I have a C function pointer:
R_c (*CFunc)( void* self, A1, A2, ..., Ak )
CFunc slot = nullptr;
And an associated C++ method:
class Base {
R_cxx f_cxx( X1, X2, ..., Xk );
}
I need to create a mechanism that forwards.
The C Library is going to invoke say x = slot(&someobject, 1, "two")
, and my task is to create a slot
function that will trampoline to:
slot( void* self, A1 a1, A2 a2 ) {
R_cxx ret = ((Base*)self)->f_cxx( toCxx<A1>(a1), toCXX<A2>(a2) );
return toC<R_cxx>(ret);
}
The problem is I have close to 100 different slots, spanning maybe 20 different signatures. So I need to automate this.
I would start with a template containing a static function:
template< typename F_c, typename F_Cxx >
struct Generator {
static Bla call( etc ) {...}
};
#define BIND_SLOT( F_c, F_Cxx ) &Generator<F_c,F_Cxx>::call
:
BIND_SLOT( table->slot35, Base::handler_35 );
Of course, that is semi-pseudocode. Actually the syntax is much more complicated, as you need to pass decltype(foofunc), foofunc
into a template -- just foofunc
alone is not sufficient (although there is some chance this will be fixed in C++17). Also an intermediate template layer is necessary for splitting a function signature into returntype, C++base and args. And a toCXX(T t) function would need to be overloaded to map all necessary A_k to X_k.
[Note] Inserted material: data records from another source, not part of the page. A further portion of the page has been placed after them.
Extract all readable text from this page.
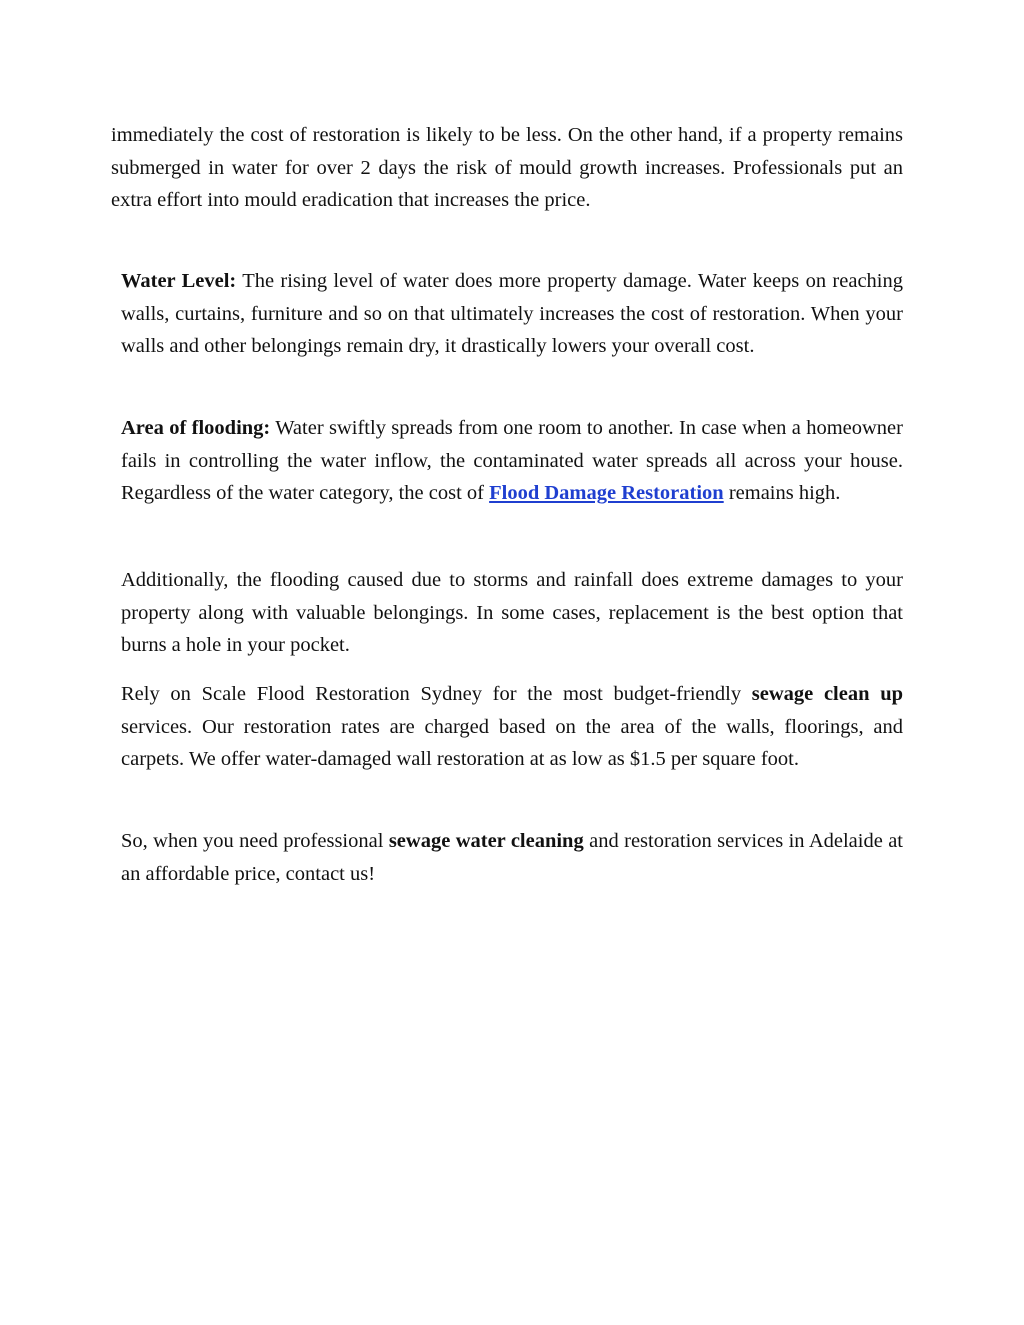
immediately the cost of restoration is likely to be less. On the other hand, if a property remains submerged in water for over 2 days the risk of mould growth increases. Professionals put an extra effort into mould eradication that increases the price.

Water Level: The rising level of water does more property damage. Water keeps on reaching walls, curtains, furniture and so on that ultimately increases the cost of restoration. When your walls and other belongings remain dry, it drastically lowers your overall cost.

Area of flooding: Water swiftly spreads from one room to another. In case when a homeowner fails in controlling the water inflow, the contaminated water spreads all across your house. Regardless of the water category, the cost of Flood Damage Restoration remains high.

Additionally, the flooding caused due to storms and rainfall does extreme damages to your property along with valuable belongings. In some cases, replacement is the best option that burns a hole in your pocket.

Rely on Scale Flood Restoration Sydney for the most budget-friendly sewage clean up services. Our restoration rates are charged based on the area of the walls, floorings, and carpets. We offer water-damaged wall restoration at as low as $1.5 per square foot.

So, when you need professional sewage water cleaning and restoration services in Adelaide at an affordable price, contact us!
I thought I had this cracked yesterday thanks to this answer.
The solution was to construct the C function signature from f_cxx's signature. However I have since realised that this approach won't work for one annoying reason: Two different C-types map onto the same C++ type.
i.e. The slot-function may have a signature involving const char*
and char*
. But both of these get mapped onto 'const std::string&'. So that technique would fail the moment it comes across 'const std::string&' --it doesn't know whether to convert back to char*
or const char*
.
Hence I'm attempting to rewrite it, this time using the signature of the slot function, instead of the cxx member function.
However, this is extremely complex code, and I'm struggling.